There will be a drive-through and walk-up option at Flu Thru. Cars will line up in CFCC’s student parking lot between Hanover and Brunswick streets, next to the Schwartz Center. County officials ask attendees to remain in their cars and follow directions through the medication disposal and/or vaccination lines. Anyone attending by foot will be directed to the tent at the corner of 2nd and Hanover Street.
Flu Thru is part of New Hanover County’s Point of Distribution Plan to ensure the county properly distributes medications and medical supplies amid a public health emergency—in this case, strengthening preventative responses to influenza during Covid-19.
New Hanover County’s assistant health director, Carla Turner, stated in the press release, “Not only are these exercises important to keep us prepared for future events and the evolving COVID-19 pandemic, but getting your flu vaccine is an important strategy in limiting the impact of COVID-19 during cold and flu season. It’s imperative that anyone and everyone who can, get their flu shot to protect themselves and others and to prevent overburdening our healthcare system with COVID-19 and influenza at the same time.”
Annually, the Center for Disease Control reviews the makeup of flu viruses and updates the vaccine according to what’s tracking across the U.S. The 2020-21 vaccination will cover three or four strands:
- A/Brisbane/02/2018 (H1N1) pdm09-like virus (updated)

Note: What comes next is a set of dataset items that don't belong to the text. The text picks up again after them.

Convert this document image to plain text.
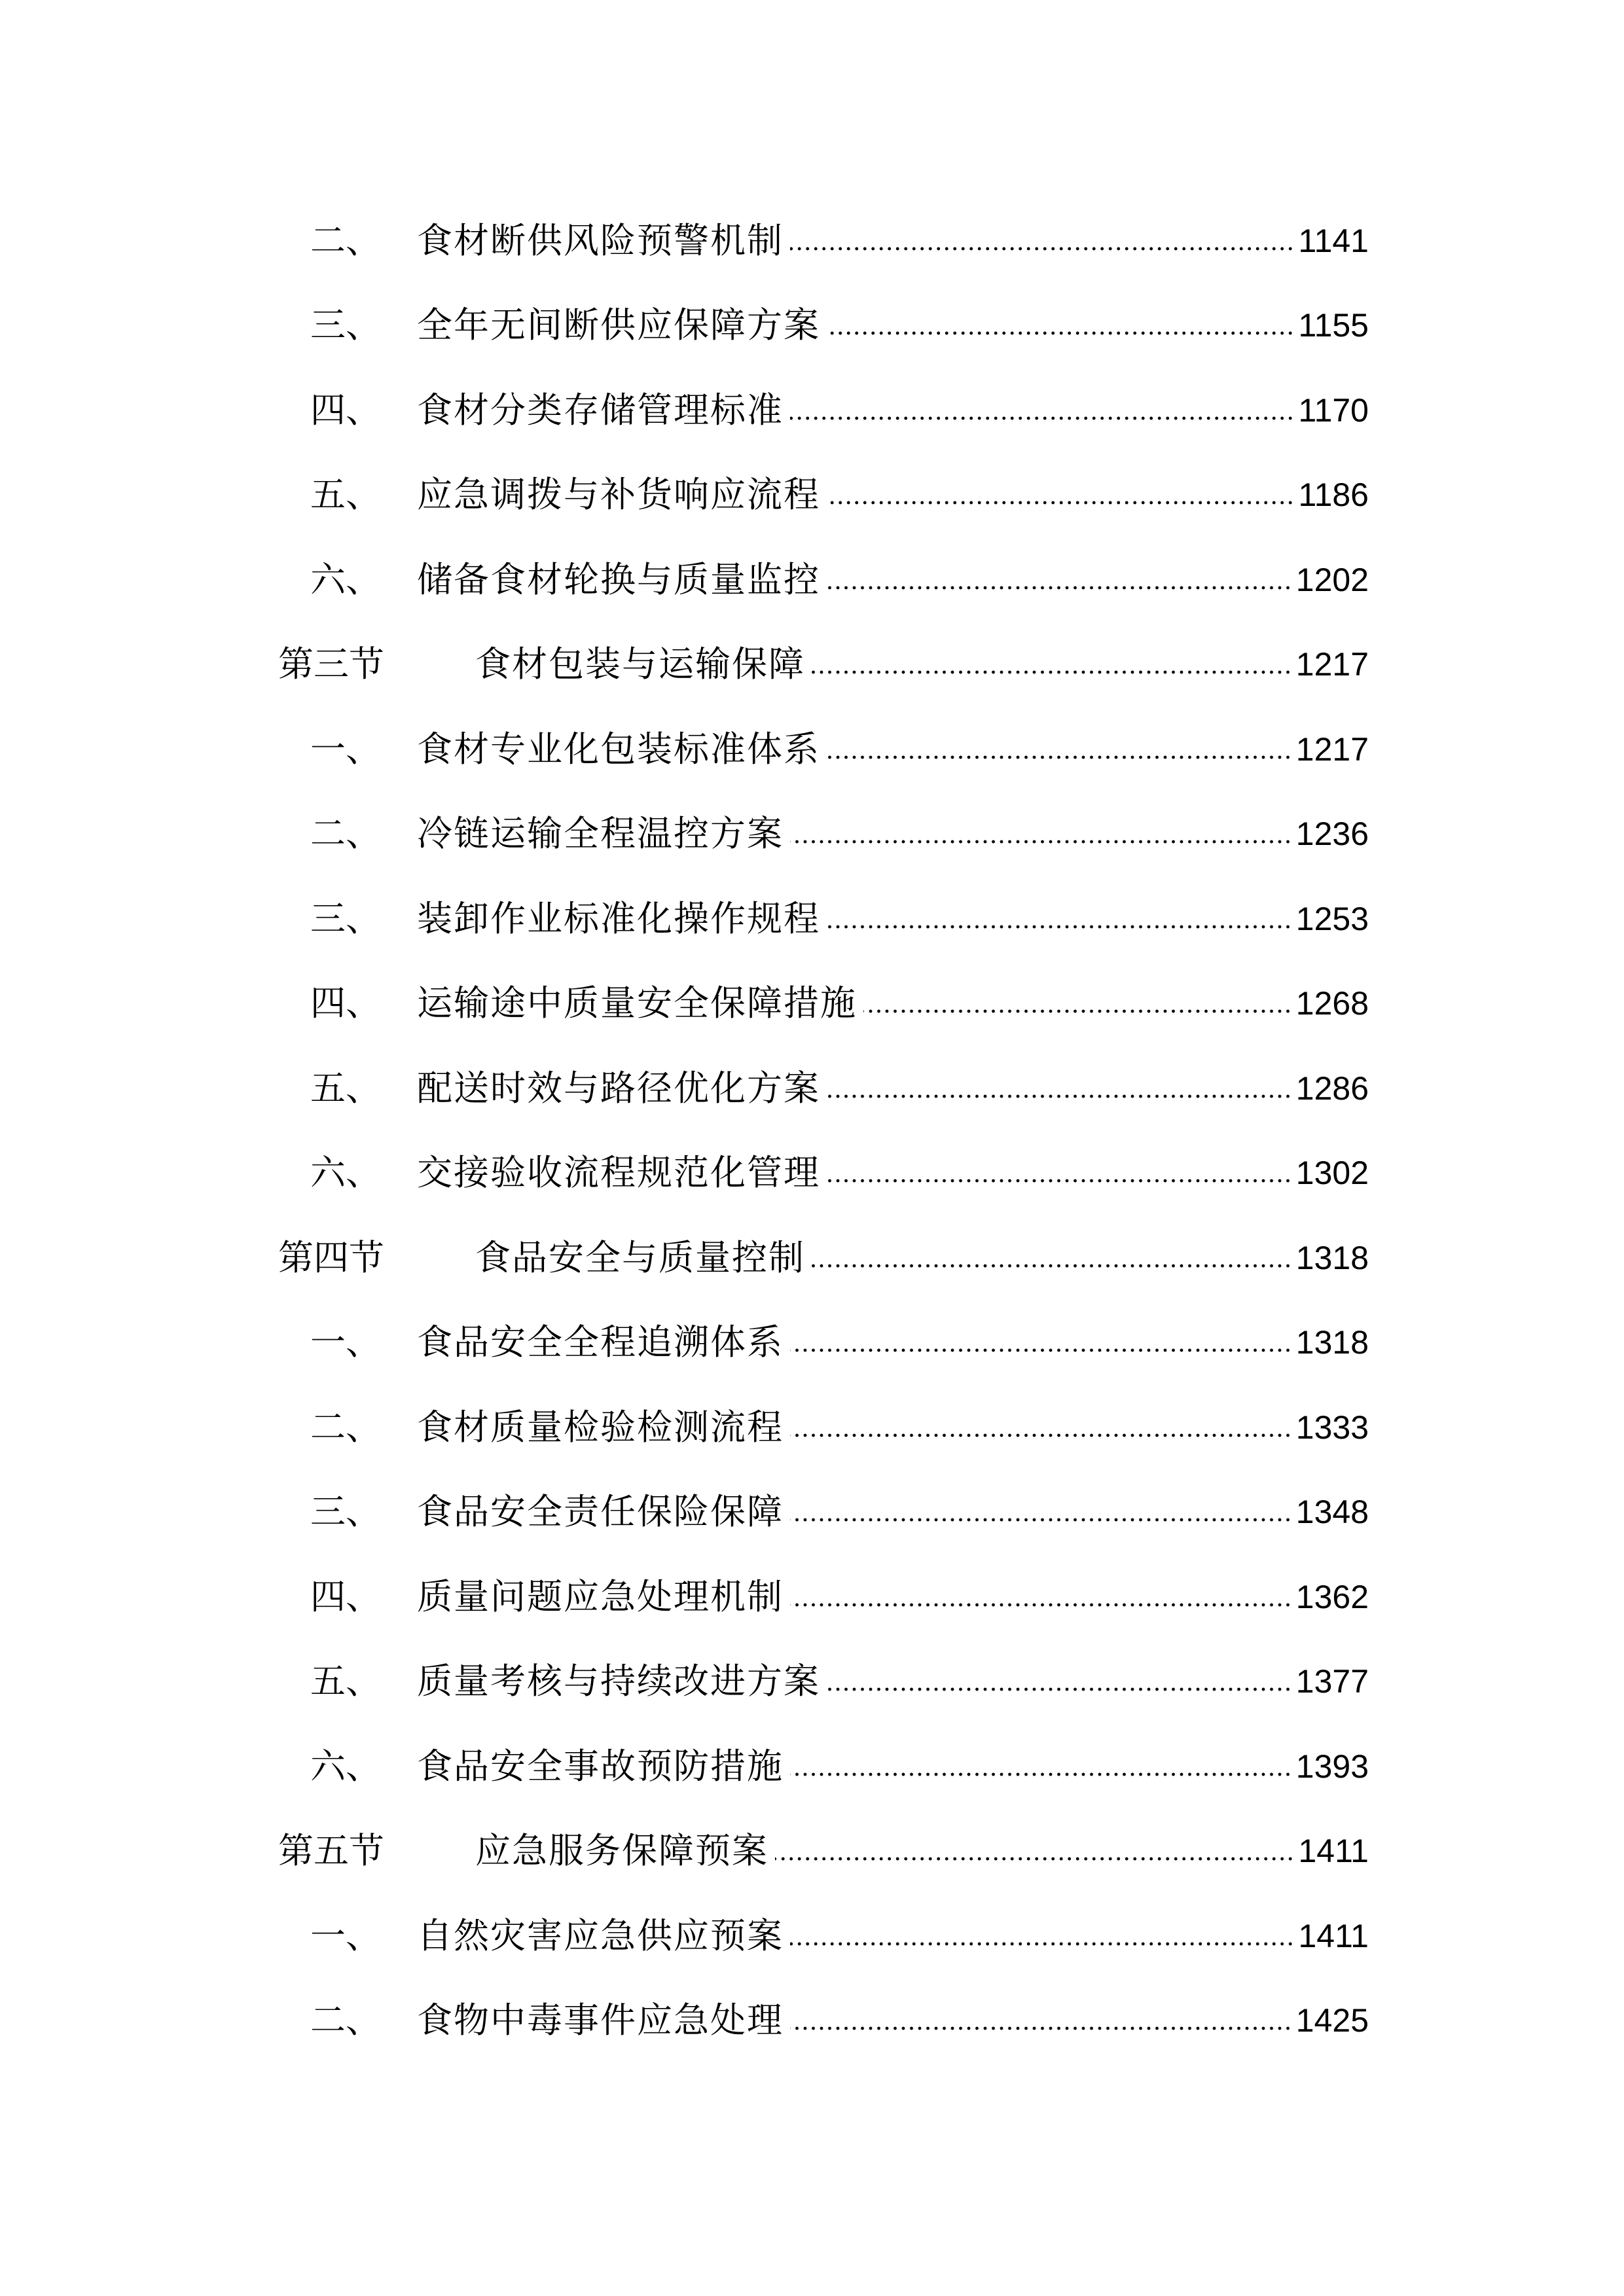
二、 食材断供风险预警机制	1141
三、 全年无间断供应保障方案	1155
四、 食材分类存储管理标准	1170
五、 应急调拨与补货响应流程	1186
六、 储备食材轮换与质量监控	1202
第三节	食材包装与运输保障	1217
一、 食材专业化包装标准体系	1217
二、 冷链运输全程温控方案	1236
三、 装卸作业标准化操作规程	1253
四、 运输途中质量安全保障措施	1268
五、 配送时效与路径优化方案	1286
六、 交接验收流程规范化管理	1302
第四节	食品安全与质量控制	1318
一、 食品安全全程追溯体系	1318
二、 食材质量检验检测流程	1333
三、 食品安全责任保险保障	1348
四、 质量问题应急处理机制	1362
五、 质量考核与持续改进方案	1377
六、 食品安全事故预防措施	1393
第五节	应急服务保障预案	1411
一、 自然灾害应急供应预案	1411
二、 食物中毒事件应急处理	1425
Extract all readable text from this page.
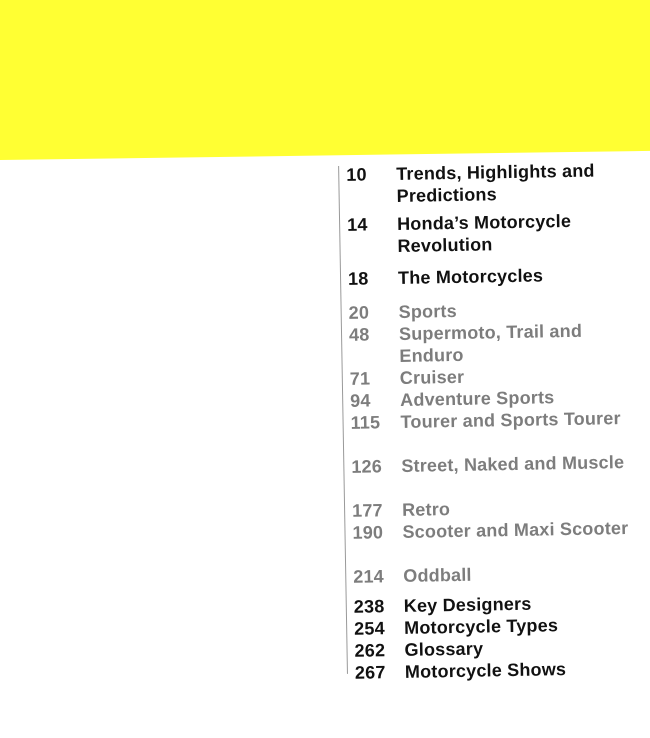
10 Trends, Highlights and Predictions
14 Honda’s Motorcycle Revolution
18 The Motorcycles
20 Sports
48 Supermoto, Trail and Enduro
71 Cruiser
94 Adventure Sports
115 Tourer and Sports Tourer
126 Street, Naked and Muscle
177 Retro
190 Scooter and Maxi Scooter
214 Oddball
238 Key Designers
254 Motorcycle Types
262 Glossary
267 Motorcycle Shows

- A/Kansas/14/2017 (H3N2)-like virus (updated)
- B/Colorado/06/2017-like (Victoria lineage) virus
- B/Phuket/3073/2013-like (Yamagata lineage) virus
The CDC recommends flu shots be taken by the end of October to combat the upcoming season. The organization is not reporting on the efficacy rate of the 2020-21 vaccine yet and won’t have data until further into the season.